Волшебник добыл из поясной сумки и положил на столик обломок амулета.
— Взгляни, Келеборн.
Эльф небрежно бросил взгляд на вещицу — и замер. Ощутимо вздрогнул всем телом. Взгляд его будто прикипел к амулету, внимательные синие глаза сузились и потемнели… В глубине их мелькнуло что-то странное, трудноуловимое: изумление, недоверие, печаль… ярость, горечь, неясная затаенная боль?
— Эт-то… не может быть… — Он прикусил губу и нахмурился. — Ты хочешь сказать, что эта вещица принадлежит орку?
— Я хочу сказать, что она была найдена вместе с ним.
Келеборн аккуратно, точно боясь обжечься, взял обломок, осмотрел его со всех сторон, потер пальцами, что-то едва слышно пробормотал. Мельком взглянул на Гэндальфа — и волшебнику стало не по себе: вид у эльфа был такой, будто он сей момент увидел перед собой жуткого, некстати восставшего из могилы древнего призрака.
— Тебе известно, что это такое, Гэндальф?
— Э-э… «Сит-эстель»?
— И что ты о нем знаешь?
— Почти ничего. Только то, что, вероятно, амулет был выкован в Гондолине из «небесного железа», а потом, по всей видимости, утрачен…
— Утрачен? — медленно переспросил эльф. — Нет. Не утрачен… Не утрачен! — Он быстро отвернулся и прикрыл лицо ладонью.
Гэндальф смешался. Он, в общем-то, предполагал, что Келеборн окажется удивлен этой странной вещицей и даже в некоторой степени ею поражен, но никак не думал, что настолько поражен. Что-то с этим амулетом было не так… Какие-то неприятные думы он пробудил в душе эльфа, выворотил, как лопатой, пласт неких давних и тяжёлых воспоминаний — но, видимо, не настолько глубоко захороненных и поросших мхом, как это хотелось бы самому эльфу.
Келеборн медленно отнял руку от лица и взглянул на мага. Лик Владыки был белым, безжизненным и застывшим, точно глиняная маска, только губы странно, едва заметно кривились и подрагивали.

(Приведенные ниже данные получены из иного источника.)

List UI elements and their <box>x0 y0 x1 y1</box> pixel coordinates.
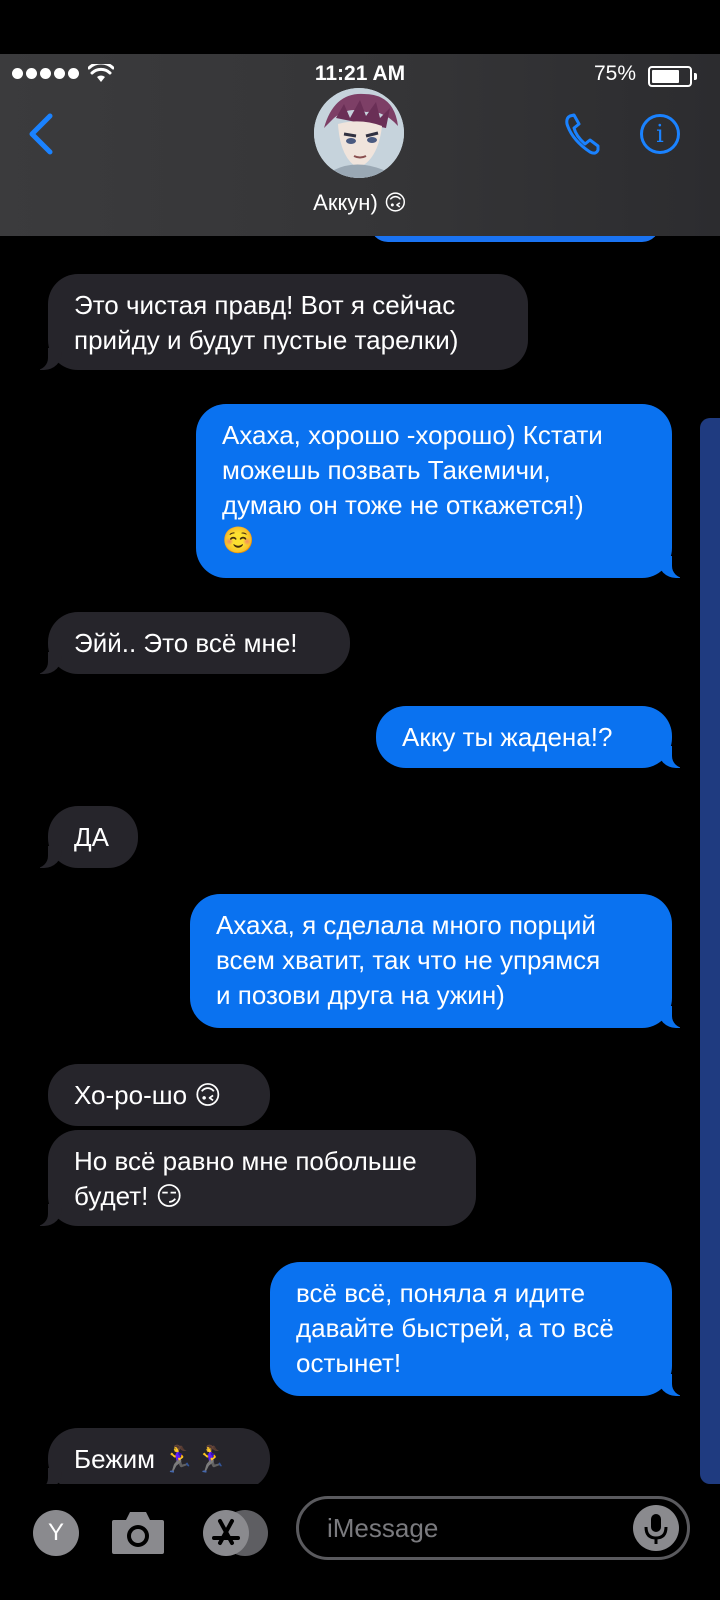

Волшебник поразился произошедшей в нем перемене — куда девался встретивший его под сводами дворца сильный, уверенный в себе и высокомерный правитель? Какая-то неясная тень легла на красивое лицо эльфа — и оно разом постарело, осунулось; все тысячи и тысячи прожитых лет проступили сквозь тонкие черты, как рисунок сквозь промасленную бумагу, коснулись плеча Владыки и поставили на его бледное чело тяжелую мрачную печать бремени не-забвения.